While many of Mayer’s closest friends knew he had been ill, his death came as a shock to the wider American Jewish community, where he was considered a pioneer in advocating outreach to interfaith families and unaffiliated Jews in response to rising intermarriage rates and declining communal ties.

“His was an important voice in the Jewish community,” said Gary Tobin, a demographer and president of the Institute for Jewish and Community Research in San Francisco. “He established what over time is going to be an important institutional presence in Jewish life, which is outreach.”

Mayer’s work was especially important to the Jewish communities of California and the Bay Area, Tobin added, as the intermarriage rates here are among the highest in the country.

“His was a pioneering voice in suggesting that we had to deal with intermarriage more creatively, and that it was not necessarily a loss to the community but an opportunity.
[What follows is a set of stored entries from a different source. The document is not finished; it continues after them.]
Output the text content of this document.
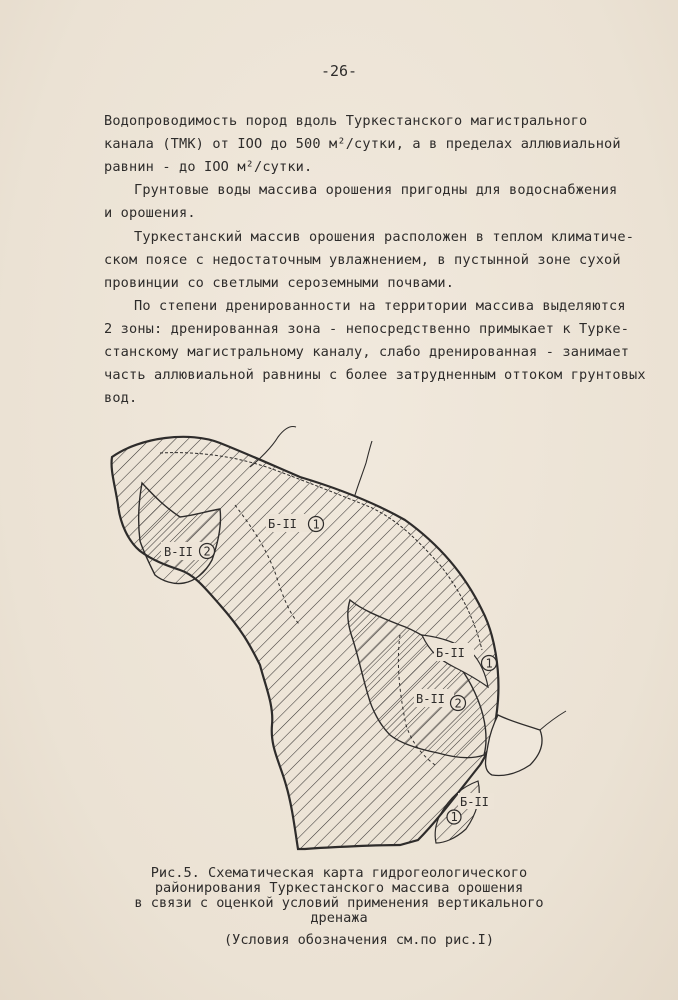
-26-
Водопроводимость пород вдоль Туркестанского магистрального
канала (ТМК) от IOO до 500 м²/сутки, а в пределах аллювиальной
равнин - до IOO м²/сутки.
Грунтовые воды массива орошения пригодны для водоснабжения
и орошения.
Туркестанский массив орошения расположен в теплом климатиче-
ском поясе с недостаточным увлажнением, в пустынной зоне сухой
провинции со светлыми сероземными почвами.
По степени дренированности на территории массива выделяются
2 зоны: дренированная зона - непосредственно примыкает к Турке-
станскому магистральному каналу, слабо дренированная - занимает
часть аллювиальной равнины с более затрудненным оттоком грунтовых
вод.
Б-II 1
В-II 2
Б-II
1
В-II 2
Б-II
1
Рис.5. Схематическая карта гидрогеологического
районирования Туркестанского массива орошения
в связи с оценкой условий применения вертикального
дренажа
(Условия обозначения см.по рис.I)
There aren’t that many demographers and sociologists of Jewish life who are saying that the Jewish community needs to invest in outreach and helping Jewish families be part of the Jewish community.”

Both Kepler and Rosanne Levitt, director of the Interfaith Connection of the Jewish Community Center of San Francisco, called Mayer their mentors. “If I ever had a problem, I called him,” said Levitt.

Mayer’s scholarly work initially focused on the fervently religious in America. In 1979 he wrote “From Suburb to Shtetl,” which examined the Brooklyn neighborhood of Borough Park and how Chassidic sects confront modern culture.

In 1985 he wrote “Love and Tradition: Marriage Between Jews and Christians,” which examined intermarriage and amplified those voices who said it would benefit the Jewish community to welcome non-Jewish spouses and their children rather than shun them.

Mayer later delved deeper into interfaith families, publishing such works as “Conversion Among the Intermarried: Choosing to Become Jewish.”

In 1990 he was among the authors of the National Jewish Population Survey, funded by the national Jewish federation system. That study became infamous for its finding that — while the overall intermarriage rate was 28 percent — about half of those Jews who had wed in the past five years had married non-Jews. The community split into those urging greater efforts to prevent intermarriage, and others who said outreach to marginal Jews — and to intermarried families — would draw them closer to the tradition.

Alexandra J. Wall, j. staff writer, contributed to this report.